WASHINGTON, Apr 11 (OneWorld) - African development experts here are cautiously optimistic that Zimbabwe's election process, while still disputed, will bring about historic change for the country's 12 million people.
"Regardless (of what happens), we have a new era in Zimbabwe," said Roxanne Lawson, who was among a team of human rights and social justice advocates that traveled to Zimbabwe to observe the recent elections.
Lawson and Imani Countess of the TransAfrica Forum and Briggs Bomba from Africa Action spoke at a public forum Thursday about their findings interviewing Zimbabwean civilians prior to and during the country's historic vote.
"(The election crisis in) Kenya took all of us by surprise," said Countess, drawing parallels to the turmoil experienced by the East African country after its national elections just three months earlier. Many Africa observers had warned that Zimbabwe could face a similar violent fate if its elections were similarly contested.
Countess explained that her group traveled to Zimbabwe not only to observe the election process but also to understand how regular people and nongovernmental organizations in the southern African nation envisioned their future.
Most Zimbabweans communicated an overall sense that "this election more than any other before would create an environment that's more supportive" to a free and fair vote, noted Bomba.
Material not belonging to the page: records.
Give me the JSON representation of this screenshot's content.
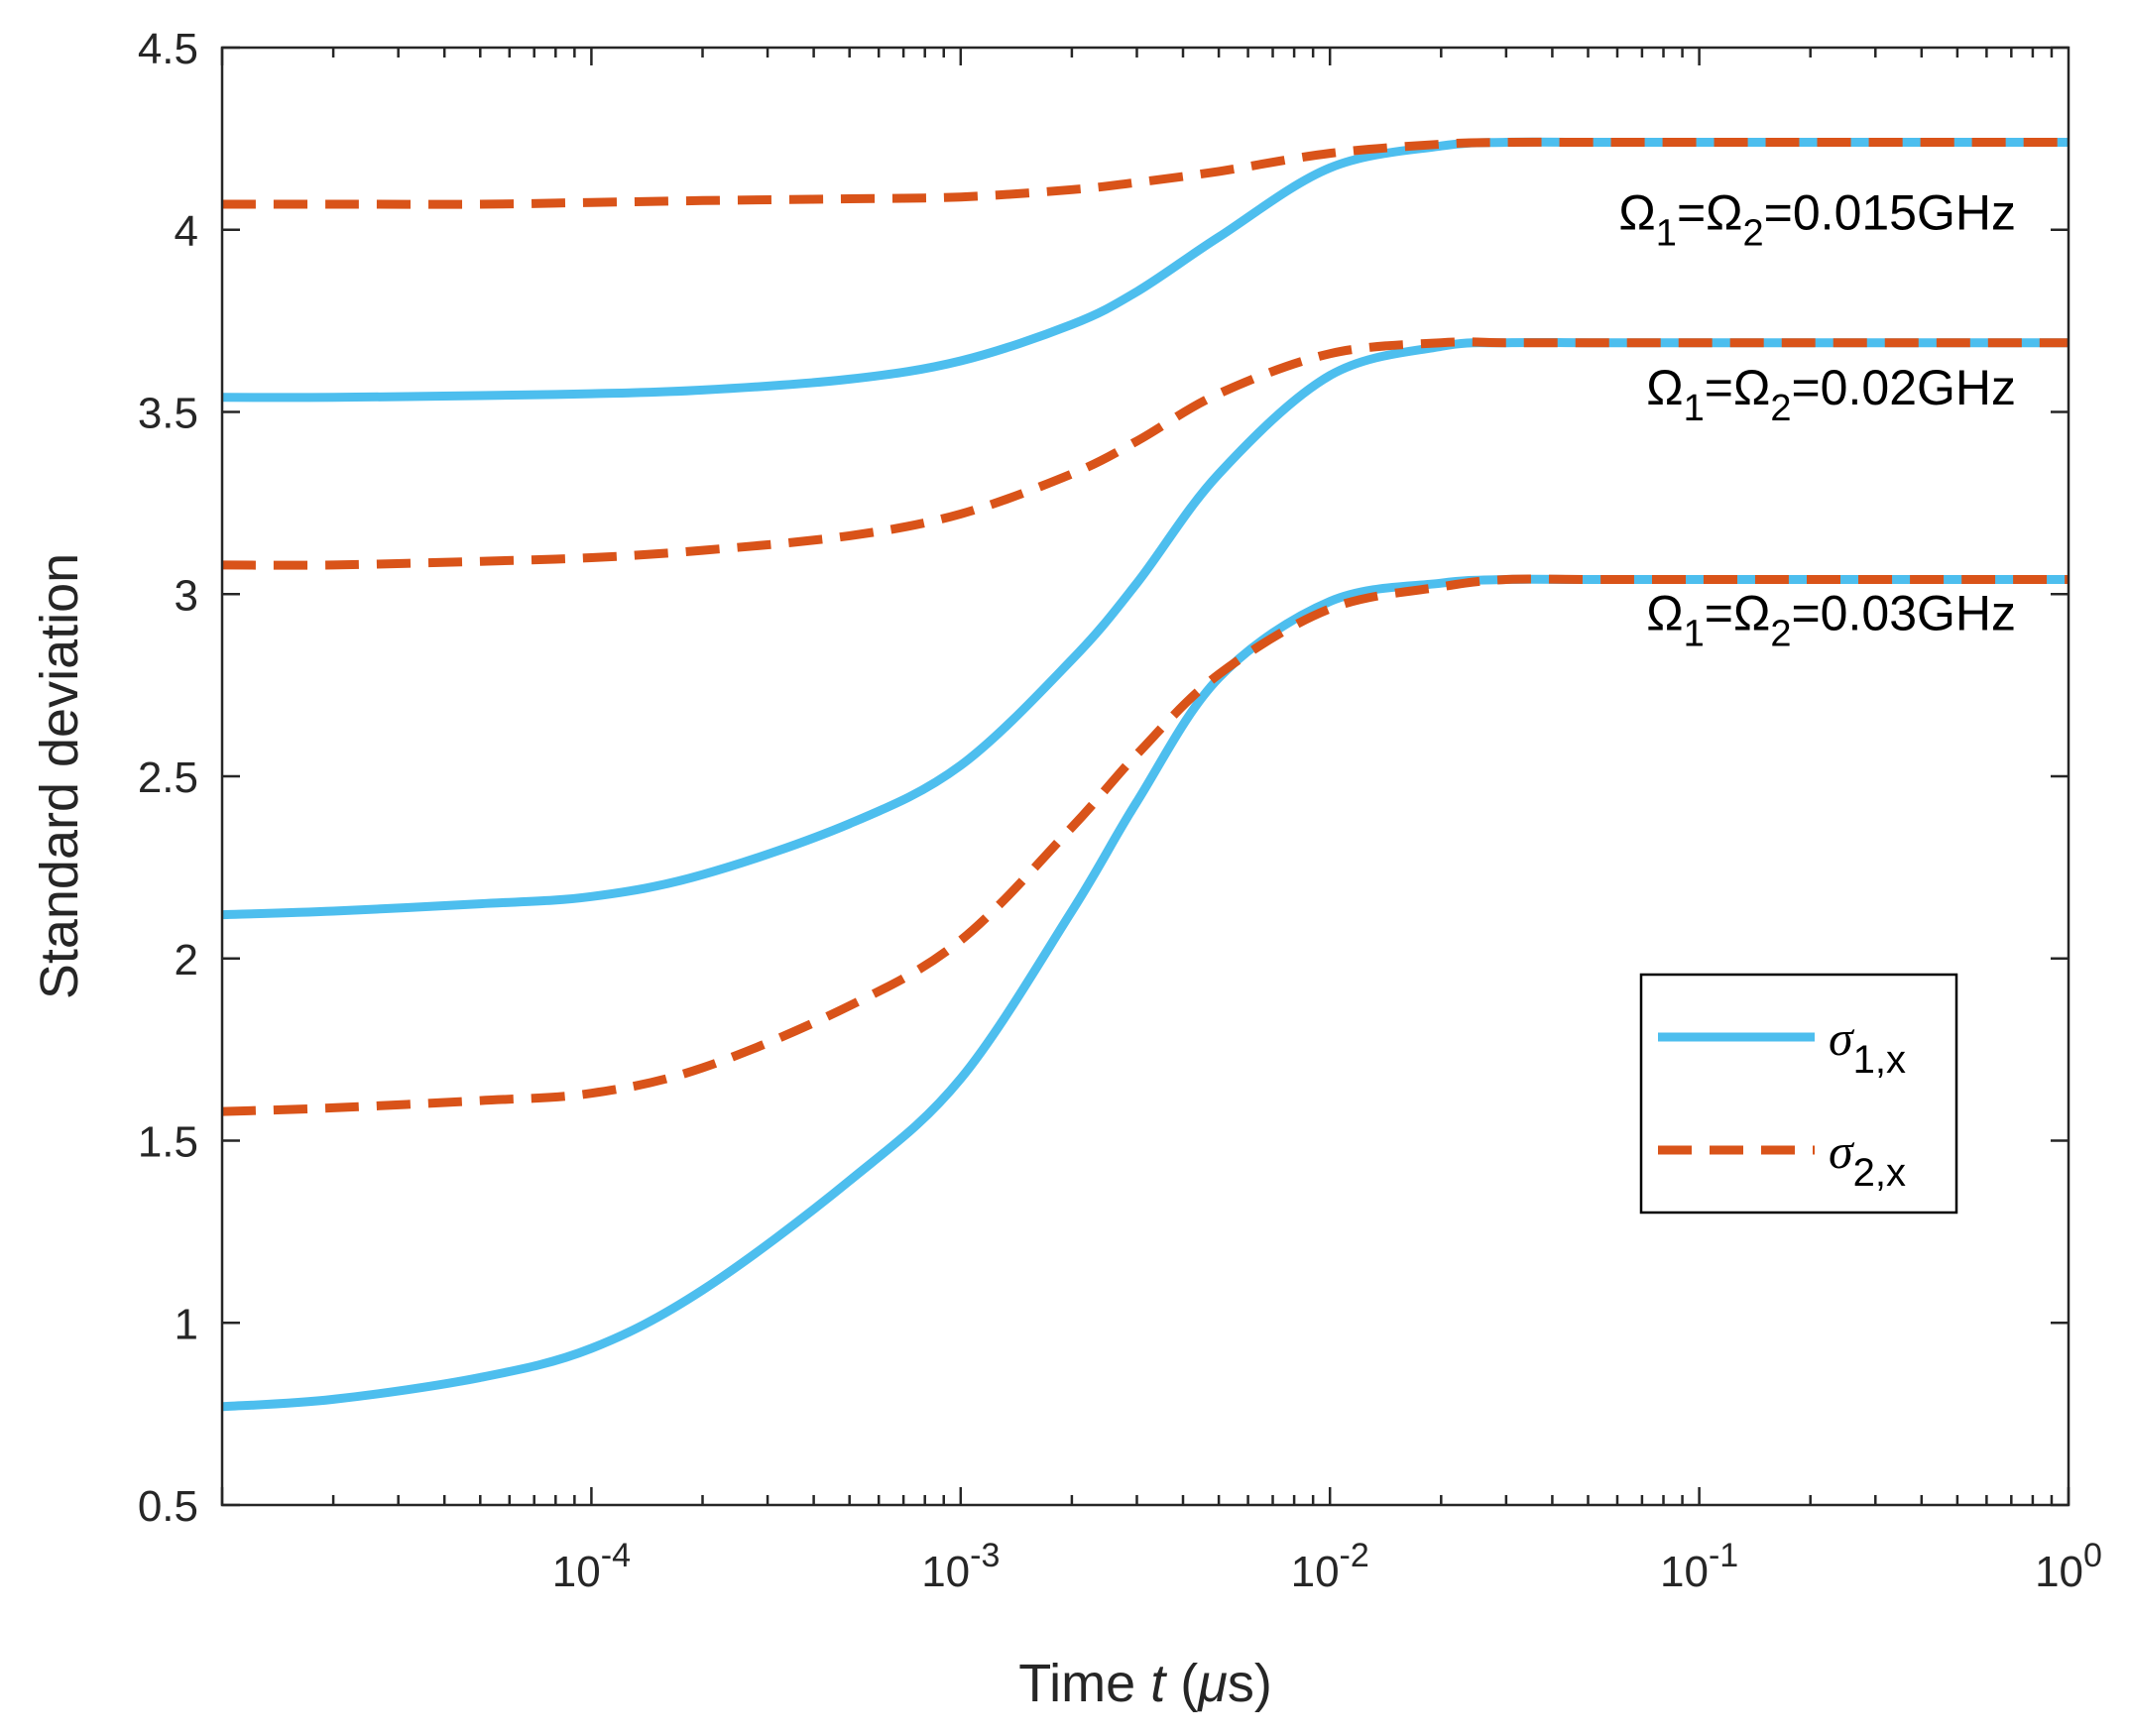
{
  "chart_data": {
    "type": "line",
    "xscale": "log",
    "xlim": [
      1e-05,
      1
    ],
    "ylim": [
      0.5,
      4.5
    ],
    "xlabel_prefix": "Time  ",
    "xlabel_var": "t",
    "xlabel_unit_open": " (",
    "xlabel_mu": "μ",
    "xlabel_unit_close": "s)",
    "ylabel": "Standard deviation",
    "yticks": [
      0.5,
      1,
      1.5,
      2,
      2.5,
      3,
      3.5,
      4,
      4.5
    ],
    "ytick_labels": [
      "0.5",
      "1",
      "1.5",
      "2",
      "2.5",
      "3",
      "3.5",
      "4",
      "4.5"
    ],
    "xticks": [
      {
        "value": 0.0001,
        "base": "10",
        "exp": "-4"
      },
      {
        "value": 0.001,
        "base": "10",
        "exp": "-3"
      },
      {
        "value": 0.01,
        "base": "10",
        "exp": "-2"
      },
      {
        "value": 0.1,
        "base": "10",
        "exp": "-1"
      },
      {
        "value": 1,
        "base": "10",
        "exp": "0"
      }
    ],
    "colors": {
      "sigma1": "#4DBEEE",
      "sigma2": "#D95319"
    },
    "legend": {
      "position": "center-right",
      "entries": [
        {
          "symbol": "σ",
          "sub": "1,x",
          "style": "solid",
          "color": "#4DBEEE"
        },
        {
          "symbol": "σ",
          "sub": "2,x",
          "style": "dashed",
          "color": "#D95319"
        }
      ]
    },
    "annotations": [
      {
        "omega": "Ω",
        "sub1": "1",
        "sub2": "2",
        "value": "=0.015GHz",
        "y": 4.05
      },
      {
        "omega": "Ω",
        "sub1": "1",
        "sub2": "2",
        "value": "=0.02GHz",
        "y": 3.57
      },
      {
        "omega": "Ω",
        "sub1": "1",
        "sub2": "2",
        "value": "=0.03GHz",
        "y": 2.95
      }
    ],
    "x": [
      1e-05,
      2e-05,
      5e-05,
      0.0001,
      0.0002,
      0.0005,
      0.001,
      0.002,
      0.003,
      0.005,
      0.01,
      0.02,
      0.03,
      0.05,
      0.1,
      1
    ],
    "series": [
      {
        "name": "σ1,x Ω=0.015GHz",
        "color": "#4DBEEE",
        "style": "solid",
        "values": [
          3.54,
          3.54,
          3.545,
          3.55,
          3.56,
          3.59,
          3.64,
          3.74,
          3.83,
          3.98,
          4.17,
          4.23,
          4.24,
          4.24,
          4.24,
          4.24
        ]
      },
      {
        "name": "σ2,x Ω=0.015GHz",
        "color": "#D95319",
        "style": "dashed",
        "values": [
          4.07,
          4.07,
          4.07,
          4.075,
          4.08,
          4.085,
          4.09,
          4.11,
          4.13,
          4.16,
          4.21,
          4.235,
          4.24,
          4.24,
          4.24,
          4.24
        ]
      },
      {
        "name": "σ1,x Ω=0.02GHz",
        "color": "#4DBEEE",
        "style": "solid",
        "values": [
          2.12,
          2.13,
          2.15,
          2.17,
          2.23,
          2.37,
          2.53,
          2.82,
          3.03,
          3.33,
          3.6,
          3.68,
          3.69,
          3.69,
          3.69,
          3.69
        ]
      },
      {
        "name": "σ2,x Ω=0.02GHz",
        "color": "#D95319",
        "style": "dashed",
        "values": [
          3.08,
          3.08,
          3.09,
          3.1,
          3.12,
          3.16,
          3.22,
          3.33,
          3.42,
          3.55,
          3.66,
          3.69,
          3.69,
          3.69,
          3.69,
          3.69
        ]
      },
      {
        "name": "σ1,x Ω=0.03GHz",
        "color": "#4DBEEE",
        "style": "solid",
        "values": [
          0.77,
          0.79,
          0.85,
          0.93,
          1.09,
          1.39,
          1.67,
          2.13,
          2.43,
          2.77,
          2.98,
          3.03,
          3.04,
          3.04,
          3.04,
          3.04
        ]
      },
      {
        "name": "σ2,x Ω=0.03GHz",
        "color": "#D95319",
        "style": "dashed",
        "values": [
          1.58,
          1.59,
          1.61,
          1.63,
          1.7,
          1.87,
          2.05,
          2.36,
          2.56,
          2.78,
          2.96,
          3.02,
          3.04,
          3.04,
          3.04,
          3.04
        ]
      }
    ]
  }
}
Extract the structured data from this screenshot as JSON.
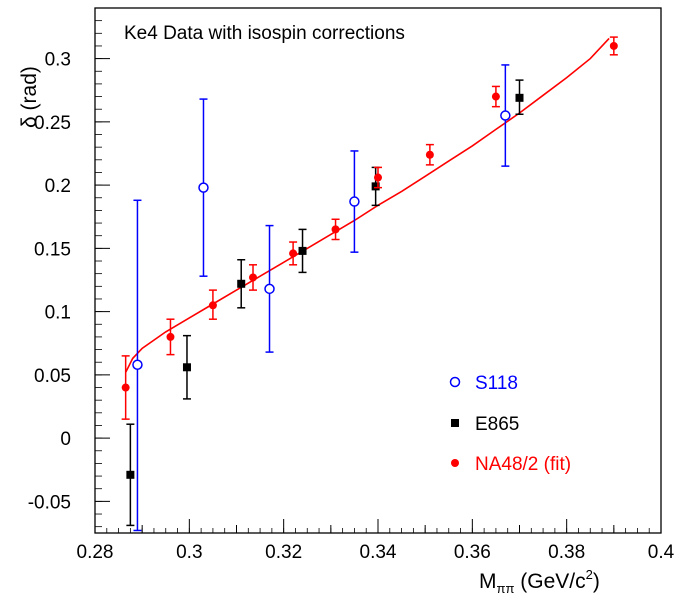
{
  "chart_data": {
    "type": "scatter",
    "title": "Ke4 Data with isospin corrections",
    "xlabel": "M",
    "xlabel_sub": "ππ",
    "xlabel_units": " (GeV/c",
    "xlabel_sup": "2",
    "xlabel_close": ")",
    "ylabel": "δ (rad)",
    "xlim": [
      0.28,
      0.4
    ],
    "ylim": [
      -0.075,
      0.34
    ],
    "xticks": [
      0.28,
      0.29,
      0.3,
      0.31,
      0.32,
      0.33,
      0.34,
      0.35,
      0.36,
      0.37,
      0.38,
      0.39,
      0.4
    ],
    "xtick_labels": [
      "0.28",
      "",
      "0.3",
      "",
      "0.32",
      "",
      "0.34",
      "",
      "0.36",
      "",
      "0.38",
      "",
      "0.4"
    ],
    "yticks": [
      -0.05,
      0,
      0.05,
      0.1,
      0.15,
      0.2,
      0.25,
      0.3
    ],
    "ytick_labels": [
      "-0.05",
      "0",
      "0.05",
      "0.1",
      "0.15",
      "0.2",
      "0.25",
      "0.3"
    ],
    "legend_position": "bottom-right",
    "series": [
      {
        "name": "S118",
        "color": "#0000ff",
        "marker": "open-circle",
        "points": [
          {
            "x": 0.289,
            "y": 0.058,
            "lo": -0.073,
            "hi": 0.188
          },
          {
            "x": 0.303,
            "y": 0.198,
            "lo": 0.128,
            "hi": 0.268
          },
          {
            "x": 0.317,
            "y": 0.118,
            "lo": 0.068,
            "hi": 0.168
          },
          {
            "x": 0.335,
            "y": 0.187,
            "lo": 0.147,
            "hi": 0.227
          },
          {
            "x": 0.367,
            "y": 0.255,
            "lo": 0.215,
            "hi": 0.295
          }
        ]
      },
      {
        "name": "E865",
        "color": "#000000",
        "marker": "filled-square",
        "points": [
          {
            "x": 0.2875,
            "y": -0.029,
            "lo": -0.069,
            "hi": 0.011
          },
          {
            "x": 0.2995,
            "y": 0.056,
            "lo": 0.031,
            "hi": 0.081
          },
          {
            "x": 0.311,
            "y": 0.122,
            "lo": 0.103,
            "hi": 0.141
          },
          {
            "x": 0.324,
            "y": 0.148,
            "lo": 0.131,
            "hi": 0.165
          },
          {
            "x": 0.3395,
            "y": 0.199,
            "lo": 0.184,
            "hi": 0.214
          },
          {
            "x": 0.37,
            "y": 0.269,
            "lo": 0.256,
            "hi": 0.283
          }
        ]
      },
      {
        "name": "NA48/2 (fit)",
        "color": "#ff0000",
        "marker": "filled-circle",
        "points": [
          {
            "x": 0.2865,
            "y": 0.04,
            "lo": 0.015,
            "hi": 0.065
          },
          {
            "x": 0.296,
            "y": 0.08,
            "lo": 0.066,
            "hi": 0.094
          },
          {
            "x": 0.305,
            "y": 0.105,
            "lo": 0.094,
            "hi": 0.117
          },
          {
            "x": 0.3135,
            "y": 0.127,
            "lo": 0.117,
            "hi": 0.137
          },
          {
            "x": 0.322,
            "y": 0.146,
            "lo": 0.137,
            "hi": 0.155
          },
          {
            "x": 0.331,
            "y": 0.165,
            "lo": 0.157,
            "hi": 0.173
          },
          {
            "x": 0.34,
            "y": 0.206,
            "lo": 0.198,
            "hi": 0.214
          },
          {
            "x": 0.351,
            "y": 0.224,
            "lo": 0.216,
            "hi": 0.232
          },
          {
            "x": 0.365,
            "y": 0.27,
            "lo": 0.262,
            "hi": 0.278
          },
          {
            "x": 0.39,
            "y": 0.31,
            "lo": 0.303,
            "hi": 0.317
          }
        ]
      }
    ],
    "fit_curve": {
      "color": "#ff0000",
      "x": [
        0.2865,
        0.288,
        0.29,
        0.295,
        0.3,
        0.305,
        0.31,
        0.315,
        0.32,
        0.325,
        0.33,
        0.335,
        0.34,
        0.345,
        0.35,
        0.355,
        0.36,
        0.365,
        0.37,
        0.375,
        0.38,
        0.385,
        0.389
      ],
      "y": [
        0.052,
        0.063,
        0.071,
        0.084,
        0.095,
        0.106,
        0.117,
        0.128,
        0.139,
        0.15,
        0.161,
        0.172,
        0.184,
        0.195,
        0.207,
        0.219,
        0.231,
        0.244,
        0.257,
        0.271,
        0.285,
        0.3,
        0.316
      ]
    }
  }
}
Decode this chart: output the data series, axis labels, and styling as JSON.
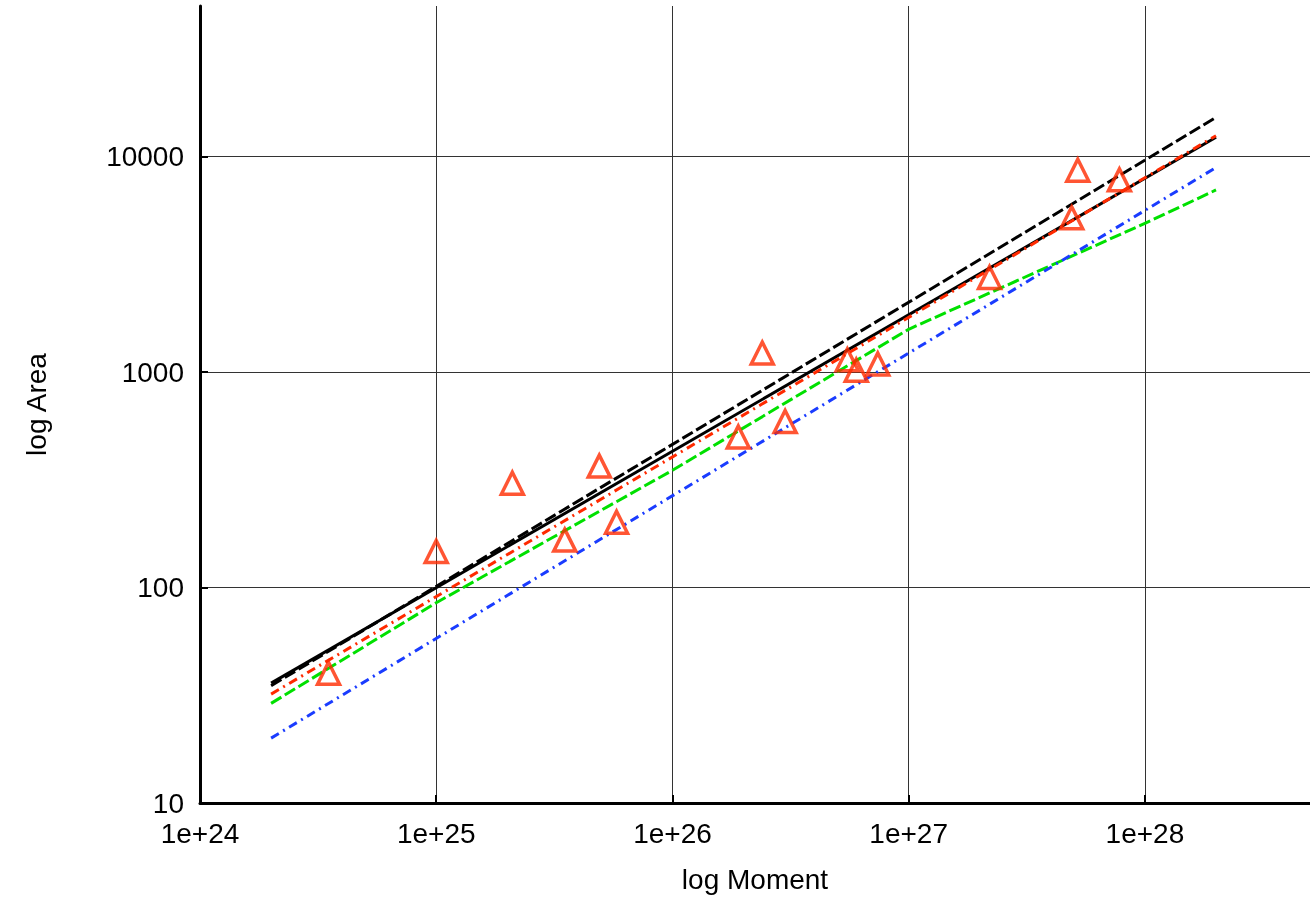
{
  "chart_data": {
    "type": "scatter",
    "xlabel": "log Moment",
    "ylabel": "log Area",
    "log": "xy",
    "grid": true,
    "xlim": [
      1e+24,
      5e+28
    ],
    "xticks": [
      {
        "value": 1e+24,
        "label": "1e+24"
      },
      {
        "value": 1e+25,
        "label": "1e+25"
      },
      {
        "value": 1e+26,
        "label": "1e+26"
      },
      {
        "value": 1e+27,
        "label": "1e+27"
      },
      {
        "value": 1e+28,
        "label": "1e+28"
      }
    ],
    "ylim": [
      10,
      50000
    ],
    "yticks": [
      10,
      100,
      1000,
      10000
    ],
    "series": [
      {
        "type": "line",
        "color": "#000000",
        "line_style": "solid",
        "marker": "none",
        "x": [
          2e+24,
          2e+28
        ],
        "values": [
          36,
          12300
        ]
      },
      {
        "type": "line",
        "color": "#000000",
        "line_style": "dashed",
        "marker": "none",
        "x": [
          2e+24,
          2e+28
        ],
        "values": [
          35,
          15200
        ]
      },
      {
        "type": "line",
        "color": "#ff2a00",
        "line_style": "dotted",
        "marker": "none",
        "x": [
          2e+24,
          2e+28
        ],
        "values": [
          32,
          12500
        ]
      },
      {
        "type": "line",
        "color": "#00e000",
        "line_style": "dashed",
        "marker": "none",
        "x": [
          2e+24,
          1e+25,
          1e+26,
          1e+27,
          1e+28,
          2e+28
        ],
        "values": [
          29,
          85,
          350,
          1580,
          4900,
          7000
        ]
      },
      {
        "type": "line",
        "color": "#1a3cff",
        "line_style": "dotted",
        "marker": "none",
        "x": [
          2e+24,
          2e+28
        ],
        "values": [
          20,
          8900
        ]
      },
      {
        "color": "#ff2a00",
        "marker": "triangle",
        "x": [
          3.5e+24,
          1e+25,
          2.1e+25,
          3.5e+25,
          4.9e+25,
          5.8e+25,
          1.9e+26,
          2.4e+26,
          3e+26,
          5.5e+26,
          6e+26,
          7.4e+26,
          2.2e+27,
          4.9e+27,
          5.2e+27,
          7.8e+27
        ],
        "values": [
          40,
          147,
          305,
          166,
          366,
          201,
          500,
          1225,
          590,
          1140,
          1020,
          1090,
          2750,
          5200,
          8650,
          7800
        ]
      }
    ]
  }
}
Over the last decade, Zimbabwe President Robert Mugabe's unwavering determination to stay in power has given way to increasingly oppressive politics, flawed elections marred by violence, and a spiraling economic downturn.
Nonetheless, talks initiated last year between the Movement for Democratic Change (MDC) opposition party and Mugabe's ZANU-PF -- mediated by the Southern African Development Community (SADC) -- had committed the contesting parties to a peaceful election and gained the opposition greater access to media.
The underlying optimism can also be attributed to peoples' overwhelming yearning for change, the advocates said.
In a country where one third of the population receives food aid and inflation stands at 150,000 percent, economic deterioration was the decisive mobilizing factor against the Mugabe regime this year, said Bomba.
Indeed, the people he spoke with simply did not want to continue the daily "struggle to have one or two meals a day, to have their kids go to school, to get fuel to go to a supermarket and buy bread."
As for these "bread and butter" questions, Bomba continued, "civic society felt the MDC was the formation that to the greatest extent carried their own aspirations."
Almost two weeks have passed since the Mar. 29 election, though, and Zimbabweans are still waiting on results in an increasingly tense and unpredictable environment.
"Now, with the level of uncertainty, there are four ways forward," said Lawson.
The first is a coalition or power-sharing government -- "something I have very little faith in," she continued, primarily because the MDC and ZANU-PF have both rejected the possibility of working together.
The second possible scenario is a run-off election. Although this is what the Zimbabwean constitution calls for if neither candidate receives 50 percent of the initial vote, "this doesn't look like it's on the radar screen at all" due to logistical reasons, said Lawson. Furthermore, the MDC said Thursday that it will boycott any run-off, claiming that it rightfully won the presidency in the first round of voting.
Another possibility, with much international support, is an SADC intervention. Zambia has scheduled an emergency meeting for Saturday, which may result in a resolution to bring forth "some sort of proxy government."
Finally, if Saturday's meeting fails and no recount or re-run is called, Lawson believes the MDC will start trying to move forward by seeking to convince people that it is in fact the government elect.
Although Lawson argued Mugabe's grip on power is "as weak as it's ever been," she added to the speculation a rumor that ZANU-PF will keep stalling the announcement of final results for as long as three to six months. During this time, the party would engage in various levels of campaigning, targeting certain sectors of the country and focusing heavily on MDC supporters.
Regardless of which scenario plays out, Lawson maintains Mugabe will certainly leave government with impunity, although this protection will not likely be extended to his associates.
Bomba, however, interjected that his "personal sense is that we're having a situation where Mugabe (has) staged a 'veto coup'...going against the outcome of the process of political participation."
As for now, Zimbabweans wait with anticipation as a local judge has said he will offer a ruling Monday on the release of election results.